We (Laurie Beth Clarkand Michael Peterson) are artists and scholars who make work independently and collaboratively.
In our joint projects, under the group name Spatula&Barcode, we are interested in conviviality, criticality, and geography. There is always food. We’ve staged bicycle tours, Skype conversations, dinners, and coffee dates in Canada, Croatia, Morocco, the Netherlands, and the United States.
Our individual projects explore identity, memory, trauma, and materiality. Peterson is doing work on torture and performance. Clark currently has a project installed in Wisconsin that brings together into one installation 113 art works that use bones thematically or materially. This Ossuary will grow between iterations and you are all invited to contribute to it.
We’re interested in discussing what it means to make a creative practice of collating/bundling/collecting/hosting/presenting/installing or devising with other artists’ (and non-artists’) creative work. How is this activity like and unlike curating? What are the important ethical questions that need to be addressed as this particular way of making work becomes more widespread? As hosts, to what extent do we give something to or take something from the participating artists? How do these projects create new hierarchies or reproduce existing ones—between hosts, participating artists, support staff, venues, volunteers, and audience members? Is it important that audience members are able to identify the creative roles of the “host” as artistic practice?

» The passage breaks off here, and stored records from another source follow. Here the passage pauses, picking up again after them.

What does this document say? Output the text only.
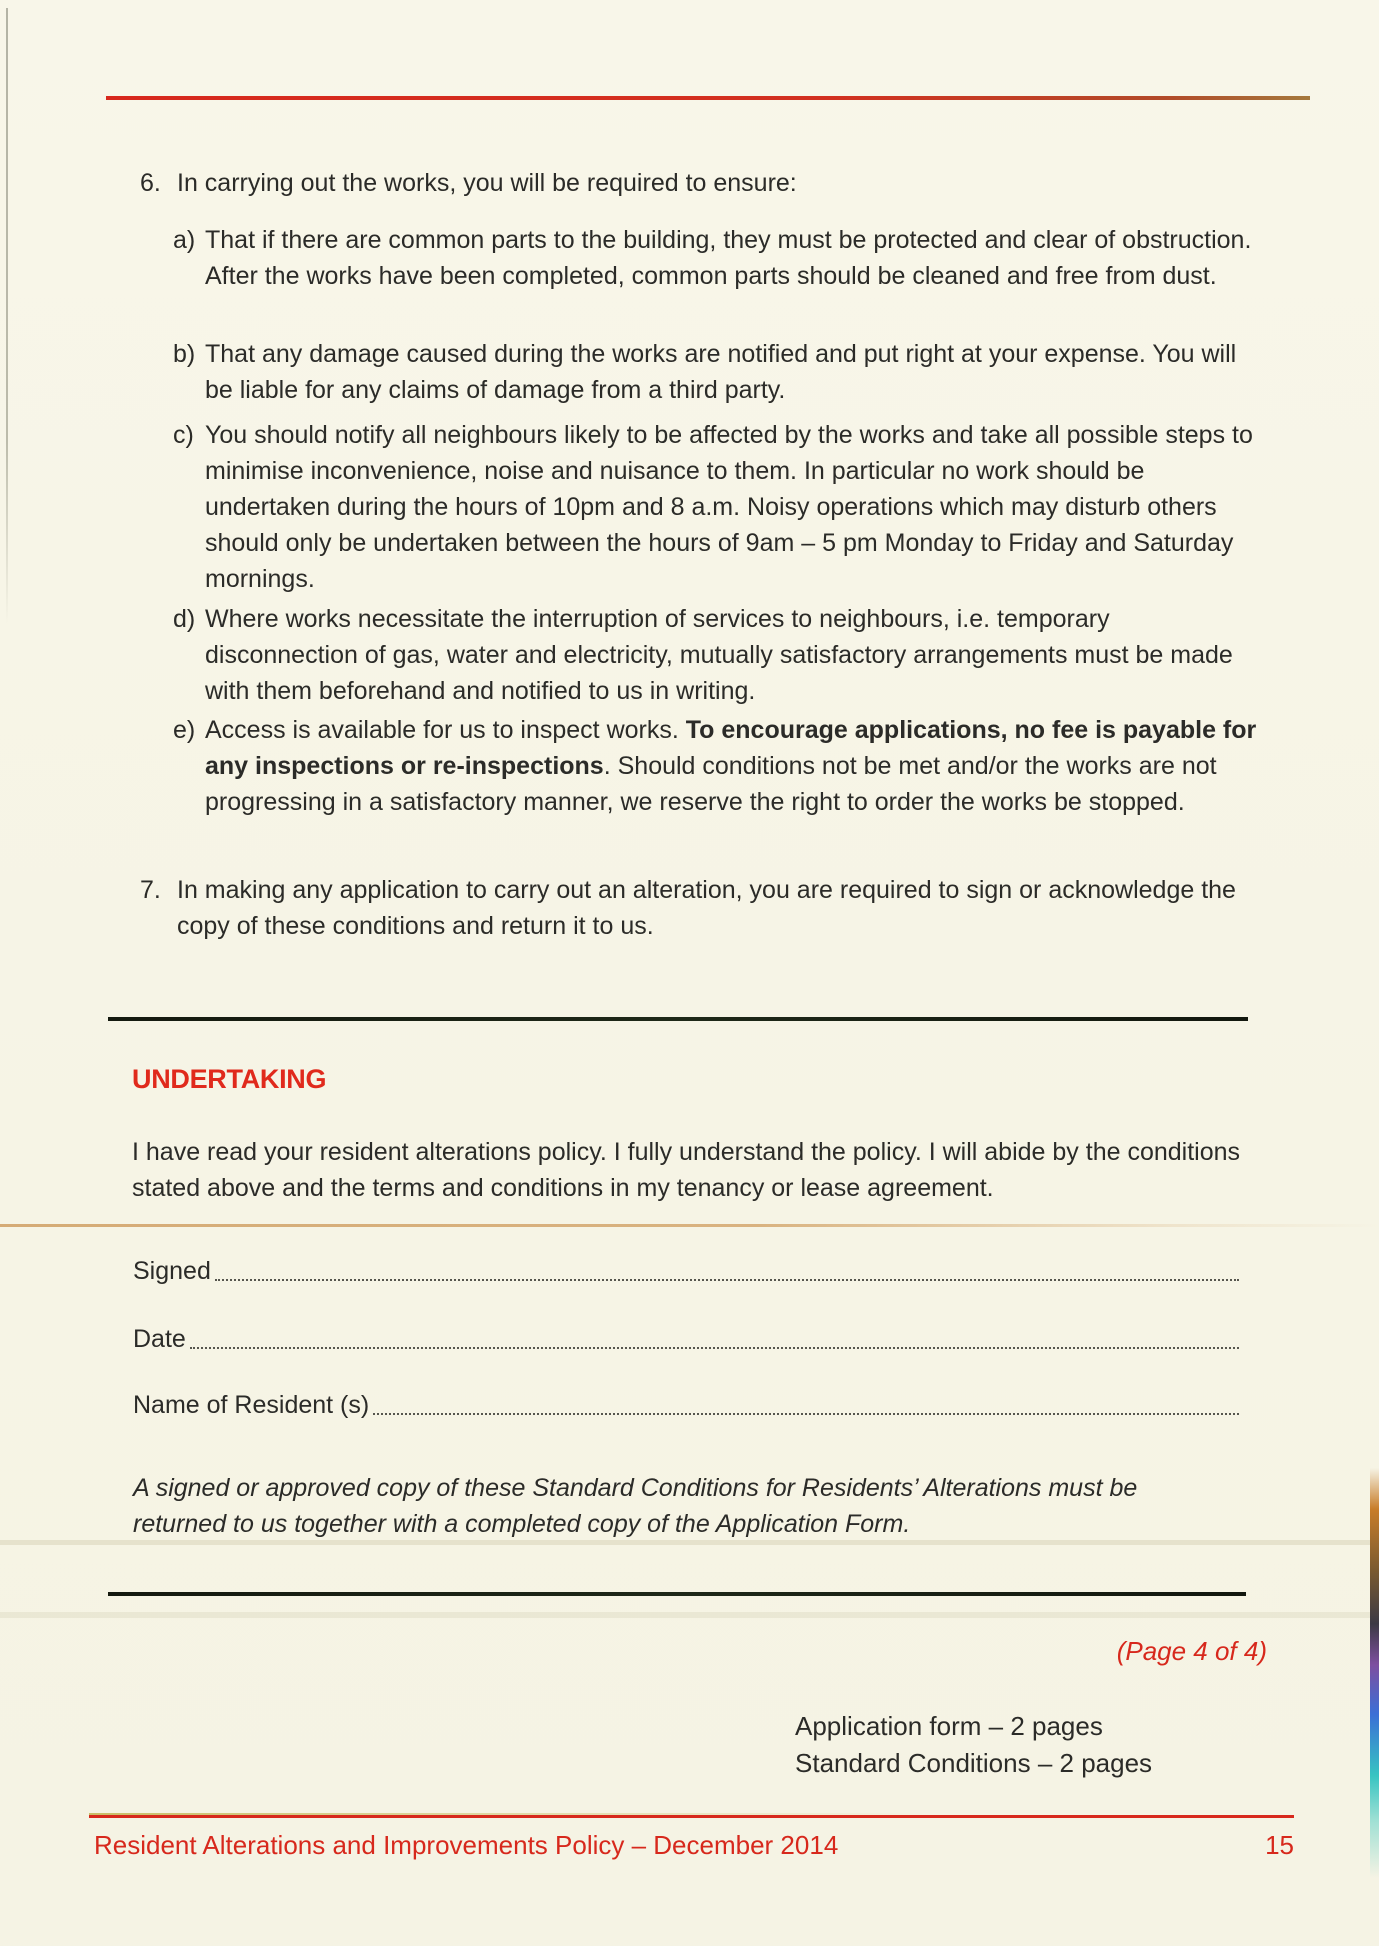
6. In carrying out the works, you will be required to ensure:
a) That if there are common parts to the building, they must be protected and clear of obstruction. After the works have been completed, common parts should be cleaned and free from dust.
b) That any damage caused during the works are notified and put right at your expense. You will be liable for any claims of damage from a third party.
c) You should notify all neighbours likely to be affected by the works and take all possible steps to minimise inconvenience, noise and nuisance to them. In particular no work should be undertaken during the hours of 10pm and 8 a.m. Noisy operations which may disturb others should only be undertaken between the hours of 9am – 5 pm Monday to Friday and Saturday mornings.
d) Where works necessitate the interruption of services to neighbours, i.e. temporary disconnection of gas, water and electricity, mutually satisfactory arrangements must be made with them beforehand and notified to us in writing.
e) Access is available for us to inspect works. To encourage applications, no fee is payable for any inspections or re-inspections. Should conditions not be met and/or the works are not progressing in a satisfactory manner, we reserve the right to order the works be stopped.
7. In making any application to carry out an alteration, you are required to sign or acknowledge the copy of these conditions and return it to us.
UNDERTAKING
I have read your resident alterations policy. I fully understand the policy. I will abide by the conditions stated above and the terms and conditions in my tenancy or lease agreement.
Signed
Date
Name of Resident (s)
A signed or approved copy of these Standard Conditions for Residents’ Alterations must be returned to us together with a completed copy of the Application Form.
(Page 4 of 4)
Application form – 2 pages
Standard Conditions – 2 pages
Resident Alterations and Improvements Policy – December 2014	15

Lately, we are also preoccupied with generosity. Are Lewis Hyde’s 1979 reflections on gift economies still relevant? If not, what newer theories might replace them? Are the new relational projects more “generous” than conventional art making? To what extent is generosity structurally central to all artmaking? Are there meaningful differences in degrees of selfishness between the arts? What are the antecedents of contemporary relational projects, both in and out of an arts context?
We’re also interested in canonization. Which kinds of relational projects are getting a lot of attention and why? Which are rarely written about and why not? Are there unique concerns that arise when critical acclaim is given to art works that profess populism? Are works from or produced in certain parts of the world being given special attention? How should be think about privilege as artists from one part of the world create relational projects for communities in other parts of the world?
Finally, we’d be interested in discussing the similarities and differences between the kinds of activities that are being developed under the rubric of relational aesthetics and those events that have characterized the Occupy Movements (and last year’s protests in Madison Wisconsin). What do we privilege when we call the work art and what do we lose? What do we privilege when we call the work political action and what do we lose?
Coinciding with the annual meeting of the College Art Association in Los Angeles, The Arts Research Center at UC Berkeley is hosting the offsite working session “Making Time at Human Resources” on February 22, 2012. Participants have been invited to post some brief thoughts on the topic in advance of the event. This guest posting is by UW-Madison professors and collaborating artists, Spatula and Barcode.